Etonné de cette supposition inattendue pour lui, Salvien fait involontairement une grimace de surprise puis hausse les épaules. En fait, pourquoi pas, peut-être le docteur a-t-il raison ?

Agité par la conversation intéressante, Eudoxe commence à parler plus vite :

- En ce qui concerne la «pax hunna-romana», j’aimerais bien discuter de cette question avec Attila car, en réalité, la Gaule n’a jamais connu la «pax romana».

Le Romain s’étonne sincèrement :

- Qu’est-ce que vous dites !

Le docteur commence la démonstration de son affirmation :

- Disons que la Gaule n’a presque jamais connu une vraie paix. En tant que militaire vous connaissez bien l’histoire de la conquête de la Gaule par César. Il a consacré à cette tâche plusieurs années et massacré beaucoup de monde. Mais après sa mort, la lutte continua et, vingt ans après le triomphe de César, les Romains célébrèrent le triomphe d’Agrippa, nouveau vainqueur de la Gaule. Le pays semblait pacifié. Apparaissent de nouveaux gaulois qui obtiennent la citoyenneté romaine et occupent des postes importants. Mais quarante six ans après, les officiers gaulois de l’armée romaine et certaines tribus organisent une insurrection. Passent encore environ quarante ans et le gouverneur Vindex, un nouveau gaulois, dirige une nouvelle insurrection qui se transforme en guerre civile, longue et sanglante. Plus de 400 000 guerriers luttent les uns contre les autres à cette époque en Gaule ! Ensuite, c’est la proclamation du premier Empire gaulois ...
C’est vrai que la Gaule connaît alors environ un siècle de paix. L’empereur Trajan, un espagnol, qui est donc un ressortissant d’une province, réorganise les relations entre le centre impérial et les provinces. C’est la paix, mais pas «pax romana», c’est «pax gallo-romana». Cette période se termine par une nouvelle série de guerres civiles et par la proclamation du deuxième Empire gaulois. L’empereur Aurélien convainc l’empereur gaulois Tetricus de se rendre, la reddition gauloise est digne et le pays retourne dans le sein de l’Empire romain. Mais quelques années avant cette évènement, commence le mouvement des Bagaudes, paysans insurgés, qui continue jusqu’à présent pratiquement sans interruption pendant deux siècles. Vous ne pouvez évidemment pas me dire que c’est la «pax romana» qui règne aujourd’hui en Gaule.
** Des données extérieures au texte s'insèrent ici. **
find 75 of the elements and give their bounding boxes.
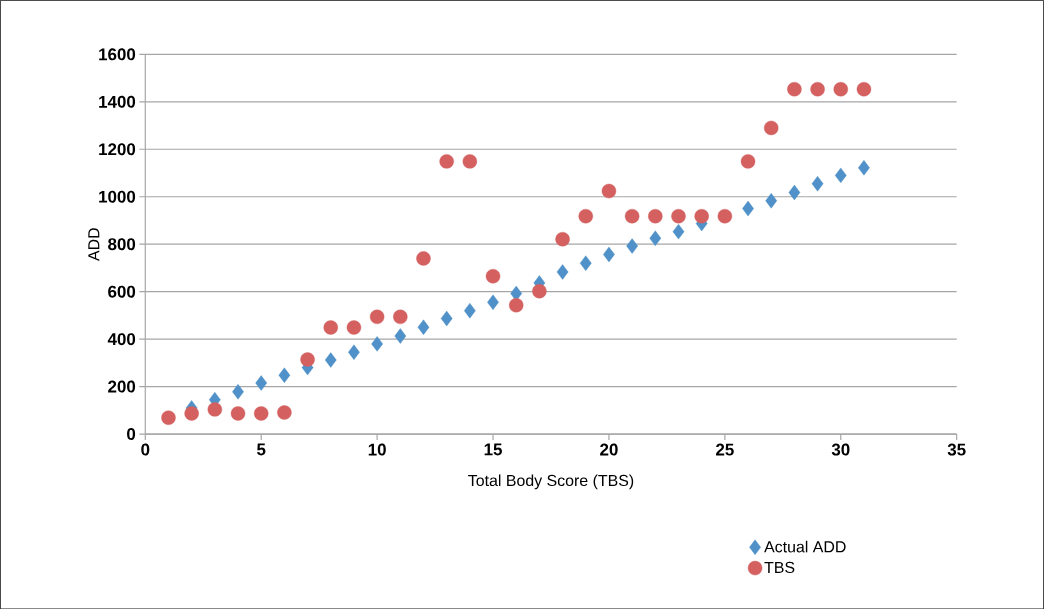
- x-tick-label: 10: [368, 443, 386, 456]
- point: [532, 283, 547, 299]
- point: [462, 154, 478, 169]
- point: [416, 251, 431, 266]
- point: [833, 81, 848, 97]
- point: [184, 406, 199, 421]
- x-axis-title: Total Body Score (TBS): [468, 474, 634, 490]
- point: [324, 352, 337, 368]
- point: [393, 309, 408, 324]
- point: [509, 297, 524, 313]
- point: [788, 184, 801, 201]
- point: [464, 302, 476, 319]
- point: [603, 246, 615, 262]
- point: [555, 231, 570, 247]
- point: [161, 410, 176, 425]
- y-tick-label: 600: [108, 285, 136, 298]
- y-tick-label: 1200: [99, 143, 136, 156]
- x-tick-label: 15: [484, 443, 502, 456]
- x-tick-label: 5: [257, 443, 266, 456]
- point: [649, 230, 662, 246]
- y-tick-label: 0: [127, 427, 136, 440]
- point: [277, 405, 292, 420]
- point: [858, 159, 870, 176]
- legend-label: TBS: [764, 561, 795, 573]
- point: [232, 383, 244, 400]
- y-tick-label: 1600: [99, 48, 136, 61]
- point: [579, 255, 592, 271]
- legend-label: Actual ADD: [764, 540, 846, 553]
- x-tick-label: 35: [947, 443, 966, 456]
- point: [207, 402, 223, 417]
- point: [601, 183, 617, 199]
- point: [556, 264, 569, 280]
- point: [394, 328, 407, 344]
- point: [764, 120, 779, 135]
- y-tick-label: 800: [108, 238, 136, 251]
- x-tick-label: 30: [831, 443, 850, 456]
- point: [811, 175, 824, 192]
- point: [487, 294, 499, 310]
- point: [787, 81, 802, 97]
- y-tick-label: 1000: [99, 190, 136, 203]
- point: [834, 167, 847, 183]
- point: [717, 208, 733, 224]
- point: [348, 344, 360, 360]
- y-axis-title: ADD: [88, 228, 100, 261]
- point: [417, 319, 430, 335]
- point: [671, 208, 686, 224]
- point: [672, 223, 685, 240]
- point: [740, 154, 756, 169]
- x-tick-label: 25: [716, 443, 734, 456]
- point: [369, 309, 385, 324]
- point: [254, 406, 269, 421]
- x-tick-label: 0: [141, 443, 150, 456]
- y-tick-label: 400: [107, 332, 136, 345]
- point: [278, 367, 291, 383]
- point: [624, 208, 640, 224]
- point: [765, 192, 778, 209]
- point: [648, 208, 663, 224]
- point: [694, 208, 709, 224]
- point: [323, 320, 338, 335]
- point: [346, 320, 362, 335]
- point: [810, 81, 825, 97]
- y-tick-label: 1400: [99, 95, 136, 108]
- point: [742, 200, 754, 217]
- y-tick-label: 200: [108, 380, 136, 393]
- point: [371, 336, 383, 352]
- point: [440, 310, 453, 327]
- point: [300, 352, 315, 367]
- point: [485, 268, 501, 284]
- x-tick-label: 20: [600, 443, 618, 456]
- point: [255, 375, 268, 391]
- point: [578, 208, 593, 224]
- point: [230, 406, 246, 421]
- point: [626, 238, 638, 254]
- point: [856, 81, 872, 97]
- point: [439, 154, 454, 169]
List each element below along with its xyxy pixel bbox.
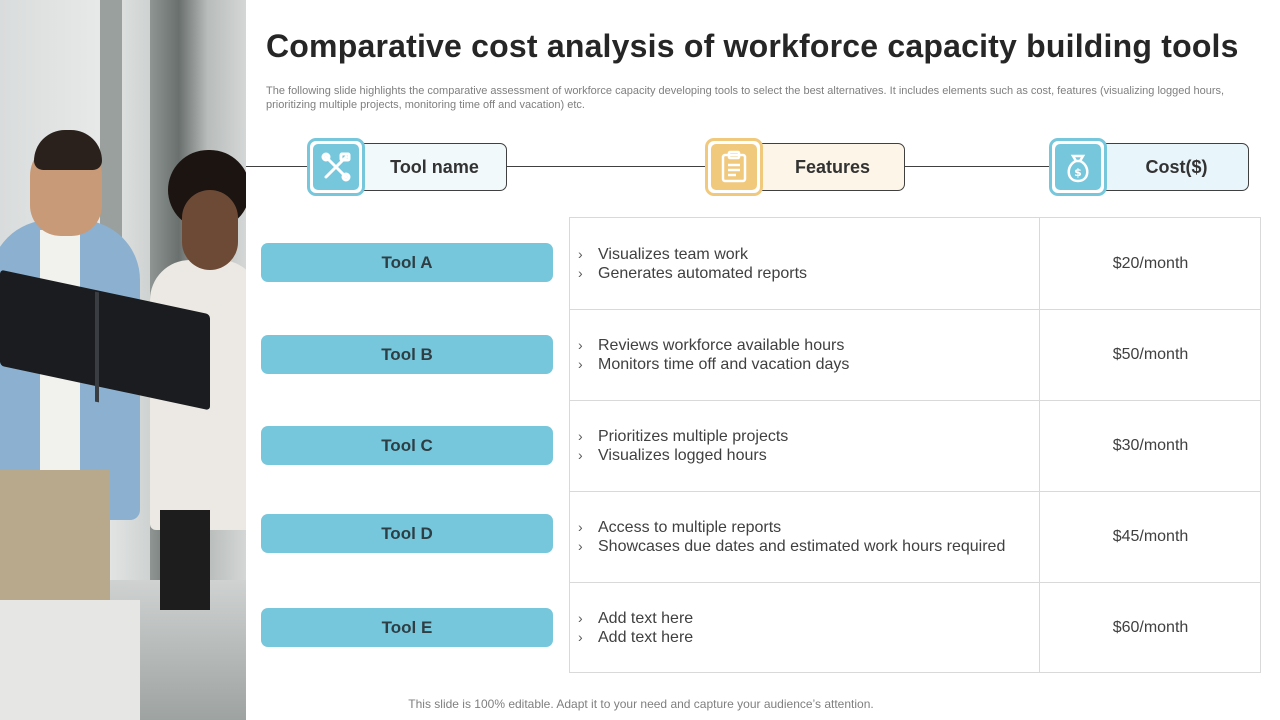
table-row-c-features: › Prioritizes multiple projects › Visualiz…: [578, 427, 788, 465]
feature-bullet: › Reviews workforce available hours: [578, 336, 849, 355]
chevron-right-icon: ›: [578, 538, 583, 554]
chevron-right-icon: ›: [578, 629, 583, 645]
feature-bullet: › Add text here: [578, 628, 693, 647]
chevron-right-icon: ›: [578, 265, 583, 281]
feature-text: Prioritizes multiple projects: [598, 428, 789, 445]
feature-bullet: › Generates automated reports: [578, 264, 807, 283]
chevron-right-icon: ›: [578, 356, 583, 372]
table-row-a-cost: $20/month: [1112, 254, 1189, 272]
tools-icon: [313, 144, 359, 190]
tool-c-pill: Tool C: [261, 426, 553, 465]
tool-b-pill: Tool B: [261, 335, 553, 374]
feature-text: Generates automated reports: [598, 265, 808, 282]
photo-woman-face: [182, 190, 238, 270]
slide-title: Comparative cost analysis of workforce c…: [266, 28, 1239, 64]
table-row-e-cost: $60/month: [1112, 618, 1189, 636]
photo-table: [0, 600, 140, 720]
feature-bullet: › Add text here: [578, 609, 693, 628]
table-column-divider: [1039, 218, 1040, 672]
table-row-divider: [570, 582, 1260, 583]
table-row-d-cost: $45/month: [1112, 527, 1189, 545]
header-features-label: Features: [794, 156, 871, 177]
feature-bullet: › Prioritizes multiple projects: [578, 427, 788, 446]
header-tool-icon-frame: [307, 138, 365, 196]
feature-text: Monitors time off and vacation days: [598, 356, 850, 373]
feature-bullet: › Visualizes team work: [578, 245, 807, 264]
chevron-right-icon: ›: [578, 447, 583, 463]
chevron-right-icon: ›: [578, 610, 583, 626]
chevron-right-icon: ›: [578, 428, 583, 444]
table-row-e-features: › Add text here › Add text here: [578, 609, 693, 647]
feature-text: Add text here: [598, 610, 694, 627]
tool-e-pill: Tool E: [261, 608, 553, 647]
feature-text: Visualizes team work: [598, 246, 748, 263]
header-tool-name-label: Tool name: [390, 156, 479, 177]
tool-d-pill: Tool D: [261, 514, 553, 553]
table-row-divider: [570, 400, 1260, 401]
table-row-b-cost: $50/month: [1112, 345, 1189, 363]
table-row-c-cost: $30/month: [1112, 436, 1189, 454]
slide-footer-note: This slide is 100% editable. Adapt it to…: [408, 697, 874, 711]
feature-bullet: › Access to multiple reports: [578, 518, 1005, 537]
comparison-table: › Visualizes team work › Generates automat…: [569, 217, 1261, 673]
feature-text: Showcases due dates and estimated work h…: [598, 538, 1006, 555]
photo-man-hair: [34, 130, 102, 170]
header-cost-icon-frame: $: [1049, 138, 1107, 196]
office-photo: [0, 0, 246, 720]
feature-text: Add text here: [598, 629, 694, 646]
feature-text: Visualizes logged hours: [598, 447, 767, 464]
table-row-a-features: › Visualizes team work › Generates automat…: [578, 245, 807, 283]
chevron-right-icon: ›: [578, 337, 583, 353]
table-row-divider: [570, 309, 1260, 310]
table-row-d-features: › Access to multiple reports › Showcases d…: [578, 518, 1005, 556]
header-cost-label: Cost($): [1145, 156, 1208, 177]
slide-subtitle: The following slide highlights the compa…: [266, 85, 1225, 111]
feature-text: Reviews workforce available hours: [598, 337, 845, 354]
photo-folder-spine: [95, 291, 99, 403]
svg-text:$: $: [1074, 166, 1082, 179]
tool-a-pill: Tool A: [261, 243, 553, 282]
table-row-b-features: › Reviews workforce available hours › Moni…: [578, 336, 849, 374]
money-bag-icon: $: [1055, 144, 1101, 190]
feature-bullet: › Showcases due dates and estimated work …: [578, 537, 1005, 556]
photo-woman-pants: [160, 510, 210, 610]
feature-bullet: › Monitors time off and vacation days: [578, 355, 849, 374]
header-features-icon-frame: [705, 138, 763, 196]
table-row-divider: [570, 491, 1260, 492]
chevron-right-icon: ›: [578, 519, 583, 535]
feature-text: Access to multiple reports: [598, 519, 782, 536]
feature-bullet: › Visualizes logged hours: [578, 446, 788, 465]
clipboard-icon: [711, 144, 757, 190]
chevron-right-icon: ›: [578, 246, 583, 262]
Embarassé, Salvien se gratte la nuque. Il se souvient bien de Constantin et Maxim, les deux derniers empereurs de la Gaule. Mais on lui suggérait toujours que Rome a apporté la civilisation et l’ordre en Gaule. Il éprouve brusquement une haine violente contre ces Gaulois qui ne savent pas vivre en paix et profiter tranquillement des fruits de la civilisation. Mais cette rage, il ne sait pas pourquoi, passe vite.